By Cynthia Cross
After a distinguished career in child care Cynthia now has other pursuits one of which is looking after her dog. She generously writes articles for the goodenoughcaring Journal and is a member of its editorial group.
The Enigma of Staff Relationships
When I supervised residential social workers I used to get cross when they told me that they could not work with someone because of a “personality clash.”
I told them as far as I was concerned part of their job was to get on with other adults and find ways of sorting things out if there were difficulties.
We put children into residential establishments and expect them to manage together regardless of their personal experiences and difficulties. Adults in the situation must demonstrate that this is possible.
I have written before about my early experience of residential work in a “cottage home” where each house had 16 children aged between 18 months to 18 years and 3 staff to look after them.
The first house I worked in was run by a rather large bullying housemother (Auntie Margaret), but she did care for the children and they knew exactly what was expected of them. As an assistant housemother I managed to work with this lady and stood my ground on a number of issues and I think I was respected for it. Unfortunately this backfired on the deputy housemother, who had worked with Auntie Margaret for about 11 years but moved houses almost as soon as I left to work as deputy in another house.
The house I moved into had been having many problems and the previous deputy had gone off with a “nervous breakdown” When I moved in the housemother (Auntie Con) went on holiday for 3 weeks leaving me with 16 unknown children and a Danish assistant who spoke more or less no English.
I was there on my own the first evening ; Auntie Margaret came over to be with me. The children, not surprisingly were messing about upstairs, (there were only 2 dormitories) rather than settling and Auntie Margaret wanted to go upstairs and sort them out, but I managed to stop her and eventually all was quiet.
Although in some ways I found it difficult, I was very grateful to Auntie Margaret for being with me that evening and retrospectively I realise how very difficult it must have been for her not to take control of the situation.
When Auntie Con came back, as much through luck as good judgement, I had group control.

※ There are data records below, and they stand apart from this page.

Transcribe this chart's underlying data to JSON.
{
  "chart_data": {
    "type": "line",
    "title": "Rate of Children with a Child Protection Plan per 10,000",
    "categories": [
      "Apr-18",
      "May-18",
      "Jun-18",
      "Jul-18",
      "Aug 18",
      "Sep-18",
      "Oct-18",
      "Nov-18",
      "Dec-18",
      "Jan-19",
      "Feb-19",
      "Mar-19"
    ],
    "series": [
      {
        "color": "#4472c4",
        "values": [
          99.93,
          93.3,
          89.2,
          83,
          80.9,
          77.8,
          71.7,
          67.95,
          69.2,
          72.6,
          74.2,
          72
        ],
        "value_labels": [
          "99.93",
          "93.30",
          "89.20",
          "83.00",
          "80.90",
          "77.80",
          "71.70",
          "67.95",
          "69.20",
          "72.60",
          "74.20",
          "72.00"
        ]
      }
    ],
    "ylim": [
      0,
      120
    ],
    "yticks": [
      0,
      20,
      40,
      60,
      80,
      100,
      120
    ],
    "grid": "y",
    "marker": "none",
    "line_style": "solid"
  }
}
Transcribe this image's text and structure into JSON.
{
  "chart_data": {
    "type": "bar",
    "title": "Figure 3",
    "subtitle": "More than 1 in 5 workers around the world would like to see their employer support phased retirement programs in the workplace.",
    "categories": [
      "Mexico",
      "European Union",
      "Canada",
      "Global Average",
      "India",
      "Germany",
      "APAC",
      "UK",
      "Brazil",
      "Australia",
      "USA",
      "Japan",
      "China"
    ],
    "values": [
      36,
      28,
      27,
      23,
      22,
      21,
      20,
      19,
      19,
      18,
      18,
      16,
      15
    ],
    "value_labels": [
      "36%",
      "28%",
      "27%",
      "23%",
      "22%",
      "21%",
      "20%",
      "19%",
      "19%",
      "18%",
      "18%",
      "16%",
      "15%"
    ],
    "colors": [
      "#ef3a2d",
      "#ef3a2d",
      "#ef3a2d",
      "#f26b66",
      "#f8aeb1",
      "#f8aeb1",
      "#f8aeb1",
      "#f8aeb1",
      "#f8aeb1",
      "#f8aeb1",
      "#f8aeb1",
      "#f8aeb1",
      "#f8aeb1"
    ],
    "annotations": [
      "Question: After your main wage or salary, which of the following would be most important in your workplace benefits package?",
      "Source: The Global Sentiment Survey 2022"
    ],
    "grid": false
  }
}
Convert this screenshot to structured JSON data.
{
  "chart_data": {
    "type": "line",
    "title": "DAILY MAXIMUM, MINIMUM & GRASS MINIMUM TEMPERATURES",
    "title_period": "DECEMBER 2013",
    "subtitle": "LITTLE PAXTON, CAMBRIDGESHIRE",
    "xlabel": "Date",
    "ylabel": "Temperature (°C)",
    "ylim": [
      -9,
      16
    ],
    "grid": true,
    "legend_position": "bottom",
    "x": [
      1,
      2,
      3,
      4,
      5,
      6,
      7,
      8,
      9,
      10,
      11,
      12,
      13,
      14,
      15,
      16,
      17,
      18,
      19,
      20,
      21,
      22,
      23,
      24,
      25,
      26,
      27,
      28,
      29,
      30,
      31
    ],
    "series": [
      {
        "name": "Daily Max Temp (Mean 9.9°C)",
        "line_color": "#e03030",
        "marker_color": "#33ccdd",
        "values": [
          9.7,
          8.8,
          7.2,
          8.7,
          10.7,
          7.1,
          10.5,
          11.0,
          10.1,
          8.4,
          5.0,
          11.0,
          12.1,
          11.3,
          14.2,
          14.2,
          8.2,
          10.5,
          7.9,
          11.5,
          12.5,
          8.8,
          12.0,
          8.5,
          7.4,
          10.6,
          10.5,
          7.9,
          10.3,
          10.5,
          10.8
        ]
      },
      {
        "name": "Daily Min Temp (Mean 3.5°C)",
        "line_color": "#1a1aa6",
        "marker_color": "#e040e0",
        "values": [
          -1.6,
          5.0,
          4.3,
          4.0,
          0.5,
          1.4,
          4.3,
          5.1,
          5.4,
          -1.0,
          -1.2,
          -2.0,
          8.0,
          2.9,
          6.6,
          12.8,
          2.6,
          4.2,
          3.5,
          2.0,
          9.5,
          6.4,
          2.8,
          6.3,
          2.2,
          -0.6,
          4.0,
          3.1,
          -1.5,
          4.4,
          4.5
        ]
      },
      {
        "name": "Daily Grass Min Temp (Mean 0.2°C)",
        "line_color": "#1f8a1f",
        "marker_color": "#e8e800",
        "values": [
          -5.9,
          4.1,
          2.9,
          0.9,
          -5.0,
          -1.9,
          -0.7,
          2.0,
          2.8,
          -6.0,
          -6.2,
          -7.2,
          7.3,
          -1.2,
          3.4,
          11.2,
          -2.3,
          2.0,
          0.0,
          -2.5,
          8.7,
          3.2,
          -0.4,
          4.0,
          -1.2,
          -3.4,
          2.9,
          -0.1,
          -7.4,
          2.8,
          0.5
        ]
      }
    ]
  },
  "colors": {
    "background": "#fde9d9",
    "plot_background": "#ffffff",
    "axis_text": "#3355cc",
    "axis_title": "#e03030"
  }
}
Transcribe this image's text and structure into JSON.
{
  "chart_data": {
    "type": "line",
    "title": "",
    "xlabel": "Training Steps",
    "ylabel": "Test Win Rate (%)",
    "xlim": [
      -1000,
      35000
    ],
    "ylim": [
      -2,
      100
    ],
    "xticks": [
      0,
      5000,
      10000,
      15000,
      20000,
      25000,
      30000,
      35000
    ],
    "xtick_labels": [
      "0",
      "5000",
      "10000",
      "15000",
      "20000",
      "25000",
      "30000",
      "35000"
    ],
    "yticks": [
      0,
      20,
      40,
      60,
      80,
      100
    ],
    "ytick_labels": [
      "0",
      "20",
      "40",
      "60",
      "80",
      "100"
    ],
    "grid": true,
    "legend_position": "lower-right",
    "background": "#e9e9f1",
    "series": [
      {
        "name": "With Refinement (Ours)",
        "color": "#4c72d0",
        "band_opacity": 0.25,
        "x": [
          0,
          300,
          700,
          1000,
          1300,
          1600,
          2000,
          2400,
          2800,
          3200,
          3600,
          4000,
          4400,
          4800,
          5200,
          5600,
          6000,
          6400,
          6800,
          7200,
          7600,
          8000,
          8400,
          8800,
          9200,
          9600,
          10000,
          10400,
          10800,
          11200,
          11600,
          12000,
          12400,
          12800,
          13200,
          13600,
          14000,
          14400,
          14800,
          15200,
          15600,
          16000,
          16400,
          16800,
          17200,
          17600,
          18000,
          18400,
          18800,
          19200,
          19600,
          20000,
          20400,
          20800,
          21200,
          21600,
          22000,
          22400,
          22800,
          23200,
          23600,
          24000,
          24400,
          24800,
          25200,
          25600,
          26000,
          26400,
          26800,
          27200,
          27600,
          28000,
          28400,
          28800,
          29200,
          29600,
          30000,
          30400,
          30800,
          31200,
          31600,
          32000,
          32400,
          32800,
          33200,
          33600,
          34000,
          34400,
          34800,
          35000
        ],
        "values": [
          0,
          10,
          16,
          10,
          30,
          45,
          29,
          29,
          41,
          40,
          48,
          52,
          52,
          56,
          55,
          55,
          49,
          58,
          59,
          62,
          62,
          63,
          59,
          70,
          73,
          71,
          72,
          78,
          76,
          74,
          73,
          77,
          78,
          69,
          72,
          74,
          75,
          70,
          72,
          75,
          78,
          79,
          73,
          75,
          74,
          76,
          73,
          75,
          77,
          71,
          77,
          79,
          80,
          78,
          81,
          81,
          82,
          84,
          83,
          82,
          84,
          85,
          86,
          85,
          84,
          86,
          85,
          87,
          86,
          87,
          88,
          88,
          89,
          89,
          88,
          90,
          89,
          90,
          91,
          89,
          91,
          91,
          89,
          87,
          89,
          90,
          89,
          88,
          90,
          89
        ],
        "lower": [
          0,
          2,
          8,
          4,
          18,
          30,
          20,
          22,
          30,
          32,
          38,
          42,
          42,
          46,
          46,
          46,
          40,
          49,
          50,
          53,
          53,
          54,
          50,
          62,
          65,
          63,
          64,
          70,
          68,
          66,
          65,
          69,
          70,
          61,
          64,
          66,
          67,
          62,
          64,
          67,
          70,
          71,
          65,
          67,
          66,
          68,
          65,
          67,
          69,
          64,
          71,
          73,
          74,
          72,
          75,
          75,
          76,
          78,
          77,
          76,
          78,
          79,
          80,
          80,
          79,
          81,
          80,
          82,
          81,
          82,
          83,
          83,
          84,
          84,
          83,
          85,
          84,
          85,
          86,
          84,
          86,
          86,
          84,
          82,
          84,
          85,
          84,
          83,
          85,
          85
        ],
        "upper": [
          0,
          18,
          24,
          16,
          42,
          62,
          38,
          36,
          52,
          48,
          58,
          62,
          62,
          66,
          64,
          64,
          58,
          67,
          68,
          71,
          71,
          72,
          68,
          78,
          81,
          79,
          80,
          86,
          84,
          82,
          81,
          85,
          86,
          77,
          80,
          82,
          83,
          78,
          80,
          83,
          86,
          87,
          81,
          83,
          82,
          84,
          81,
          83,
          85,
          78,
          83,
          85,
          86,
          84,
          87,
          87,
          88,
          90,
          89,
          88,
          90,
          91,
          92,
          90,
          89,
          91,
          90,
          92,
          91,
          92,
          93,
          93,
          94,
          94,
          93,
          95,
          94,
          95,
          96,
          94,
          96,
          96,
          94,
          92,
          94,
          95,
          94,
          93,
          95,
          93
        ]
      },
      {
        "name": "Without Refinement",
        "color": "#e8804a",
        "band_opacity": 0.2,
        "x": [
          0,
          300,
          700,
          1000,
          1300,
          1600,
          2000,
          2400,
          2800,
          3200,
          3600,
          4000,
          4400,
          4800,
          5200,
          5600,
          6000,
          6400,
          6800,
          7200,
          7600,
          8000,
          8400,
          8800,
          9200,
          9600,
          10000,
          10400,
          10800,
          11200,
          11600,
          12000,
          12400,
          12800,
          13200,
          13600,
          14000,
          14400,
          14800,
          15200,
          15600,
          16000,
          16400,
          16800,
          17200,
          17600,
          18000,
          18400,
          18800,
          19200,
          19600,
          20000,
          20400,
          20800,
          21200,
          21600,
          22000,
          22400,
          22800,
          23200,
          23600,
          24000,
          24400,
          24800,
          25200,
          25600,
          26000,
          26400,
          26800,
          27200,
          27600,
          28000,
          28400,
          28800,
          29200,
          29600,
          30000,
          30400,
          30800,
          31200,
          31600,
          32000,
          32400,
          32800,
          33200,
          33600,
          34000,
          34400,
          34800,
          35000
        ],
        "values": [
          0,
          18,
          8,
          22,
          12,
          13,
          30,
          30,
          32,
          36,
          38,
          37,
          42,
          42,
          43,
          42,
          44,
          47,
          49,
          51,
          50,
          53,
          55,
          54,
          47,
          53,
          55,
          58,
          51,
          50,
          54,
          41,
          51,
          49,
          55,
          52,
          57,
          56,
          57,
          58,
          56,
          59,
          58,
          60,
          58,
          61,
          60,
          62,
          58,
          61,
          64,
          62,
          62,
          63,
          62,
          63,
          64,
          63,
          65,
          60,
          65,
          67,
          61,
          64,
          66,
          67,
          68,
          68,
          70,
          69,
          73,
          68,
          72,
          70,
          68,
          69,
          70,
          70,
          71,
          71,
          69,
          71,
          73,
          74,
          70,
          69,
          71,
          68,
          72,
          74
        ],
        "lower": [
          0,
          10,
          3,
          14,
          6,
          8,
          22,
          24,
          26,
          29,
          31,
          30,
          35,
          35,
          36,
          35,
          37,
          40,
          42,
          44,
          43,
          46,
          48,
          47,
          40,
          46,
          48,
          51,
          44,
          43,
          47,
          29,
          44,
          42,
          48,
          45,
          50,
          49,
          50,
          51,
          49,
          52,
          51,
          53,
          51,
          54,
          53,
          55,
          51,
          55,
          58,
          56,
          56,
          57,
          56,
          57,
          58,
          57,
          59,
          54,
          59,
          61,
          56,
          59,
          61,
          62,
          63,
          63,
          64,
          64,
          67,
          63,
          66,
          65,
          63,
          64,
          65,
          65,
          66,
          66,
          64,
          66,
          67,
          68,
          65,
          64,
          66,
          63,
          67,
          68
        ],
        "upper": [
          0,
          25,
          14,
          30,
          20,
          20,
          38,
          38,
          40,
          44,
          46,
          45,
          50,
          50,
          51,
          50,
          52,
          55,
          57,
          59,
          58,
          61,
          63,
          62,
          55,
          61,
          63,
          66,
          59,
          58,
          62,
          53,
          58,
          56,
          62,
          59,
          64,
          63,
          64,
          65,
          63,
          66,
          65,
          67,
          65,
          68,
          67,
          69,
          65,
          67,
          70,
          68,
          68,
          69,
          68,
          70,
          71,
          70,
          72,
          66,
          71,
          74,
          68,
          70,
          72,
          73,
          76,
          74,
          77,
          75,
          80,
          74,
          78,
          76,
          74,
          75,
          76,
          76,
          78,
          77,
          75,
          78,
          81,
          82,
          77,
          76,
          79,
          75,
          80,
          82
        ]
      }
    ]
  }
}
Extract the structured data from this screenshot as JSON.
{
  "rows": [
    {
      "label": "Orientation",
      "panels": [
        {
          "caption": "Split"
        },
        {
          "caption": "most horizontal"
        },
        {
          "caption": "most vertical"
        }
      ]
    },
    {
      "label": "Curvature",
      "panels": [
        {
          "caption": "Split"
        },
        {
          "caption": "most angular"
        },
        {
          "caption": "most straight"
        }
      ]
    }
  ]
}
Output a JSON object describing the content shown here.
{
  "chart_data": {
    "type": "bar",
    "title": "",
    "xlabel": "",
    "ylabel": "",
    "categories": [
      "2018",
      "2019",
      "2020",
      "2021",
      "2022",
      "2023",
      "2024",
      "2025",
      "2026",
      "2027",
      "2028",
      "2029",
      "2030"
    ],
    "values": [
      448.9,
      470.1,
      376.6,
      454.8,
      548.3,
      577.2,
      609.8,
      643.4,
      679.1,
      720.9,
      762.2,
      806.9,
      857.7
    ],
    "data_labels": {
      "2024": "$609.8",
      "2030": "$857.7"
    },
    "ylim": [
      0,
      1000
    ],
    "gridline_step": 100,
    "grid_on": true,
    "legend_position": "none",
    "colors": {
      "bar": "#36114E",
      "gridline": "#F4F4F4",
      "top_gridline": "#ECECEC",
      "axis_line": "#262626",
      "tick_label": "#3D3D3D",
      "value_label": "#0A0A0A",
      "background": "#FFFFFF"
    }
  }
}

Auntie Con was young (like me early 20’s) but quite uptight with a completely different mode of operation and belief system from mine. She was someone I would have never thought of as having anything to do with if we had not be “thrown together”; but I think we had the best working relationship I ever had. With split shifts and time off we did not work together that much; the house was run completely differently according to who was “in charge” but we trusted each other and the children could not play one off against the other.
We used to have one day off a week and a weekend once a month, on my day off I would go up to London and catch the last train back. Many is the time I would come back to find a note on my door saying come and see me now, whatever the time. We always shared and talked through difficult situations.
Sadly when I left the cottage home to attend my residential child care course Auntie Con left 3 weeks later.
So we have two examples of good staff relationships ending in what could be seen as negative outcomes.
When I used to train residential workers I would sometimes do a sociogram with them asking them to anonymously choose who they would most like to sit next to on a bus for an outing and then who they would want to work a shift with. I don’t remember the “stars” ever being the same.
My experience is that if staff get on too well socially they often do not work well together, the interests and feelings of the children sometimes taking second place to those of the adults.